Now, nearly some thirty years later, fate has conspired to confront me with that knobbly rectangle of biscuit under-achievment once again. Macmillan Cancer Relief are running their Worlds Biggest Coffee Morning event this September and our local branch got in touch to see what biscuit I would recommend for such an occasion. Well I explained to the nice Canadian organising lady on the phone, "You'll need some morning coffees then". "Good and what cookies do you recommend?" she replied, having never heard of the 'Morning Coffee' biscuit and assuming I was being evasive and odd and that we had entered one of those strange transatlantic failures in the English language. "Who makes them?" she continued. I admitted I had no idea, as I couldn't think of a branded Morning Coffee, but replied that all the big supermarkets have them.
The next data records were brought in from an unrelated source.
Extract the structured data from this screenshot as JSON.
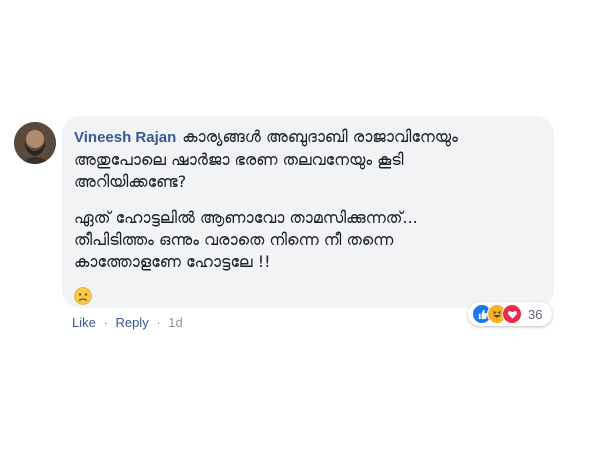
{
  "comment": {
    "author": "Vineesh Rajan",
    "lines_p1": [
      "കാര്യങ്ങൾ അബുദാബി രാജാവിനേയും",
      "അതുപോലെ ഷാർജാ ഭരണ തലവനേയും കൂടി",
      "അറിയിക്കണ്ടേ?"
    ],
    "lines_p2": [
      "ഏത് ഹോട്ടലിൽ ആണാവോ താമസിക്കുന്നത്...",
      "തീപിടിത്തം ഒന്നും വരാതെ നിന്നെ നീ തന്നെ",
      "കാത്തോളണേ ഹോട്ടലേ !!"
    ],
    "emoji_icon": "worried-face-icon"
  },
  "actions": {
    "like_label": "Like",
    "reply_label": "Reply",
    "separator": "·",
    "time": "1d"
  },
  "reactions": {
    "icons": [
      "like-icon",
      "haha-icon",
      "love-icon"
    ],
    "count": "36",
    "colors": {
      "like": "#1877f2",
      "haha": "#f7b125",
      "love": "#f0284a"
    }
  },
  "colors": {
    "bubble_bg": "#f2f3f5",
    "author": "#385898",
    "text": "#1d2129",
    "meta": "#90949c"
  }
}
So here I am staring into a biscuit tin of Morning Coffee reaping what I have sown. Well I couldn't recommend them and not try them again. We grabbed a pack from Tesco's and one from Asda and they look identical. I'm sure past Morning Coffees had pictures of coffee pots, these have resorted to a simple to a cup and saucer image. Maybe its because the coffee pot itself has been relegated to such niches as the hotel breakfast, and certainly isn't used regularly in the domestic sense.

Now last year you may recall I backed myself into a corner which resulted in my taste testing seven types of rich tea biscuit side by side. Some may have been scarred for life with the memory of such a trial. In fact some were. However, I vowed to become a better biscuit reviewer through the experience. And now finally we get to the point, the Morning Coffee actually when compared to most types of Rich Tea is ever so slightly tastier! I was of course shocked to my very core, my whole belief system threating to crumble before me. How could this be? Well ingredient number four is malt extract. This it seems has given the Morning Coffee a very faint malty sweetness, earning a small measure of individuallity other than its pictures of cups and steam.

His Rich Tea lesson learnt, Nicey notes the slight difference in taste and skips over the tricky rice paper of bland biscuit reviewing leaving not a single footmark.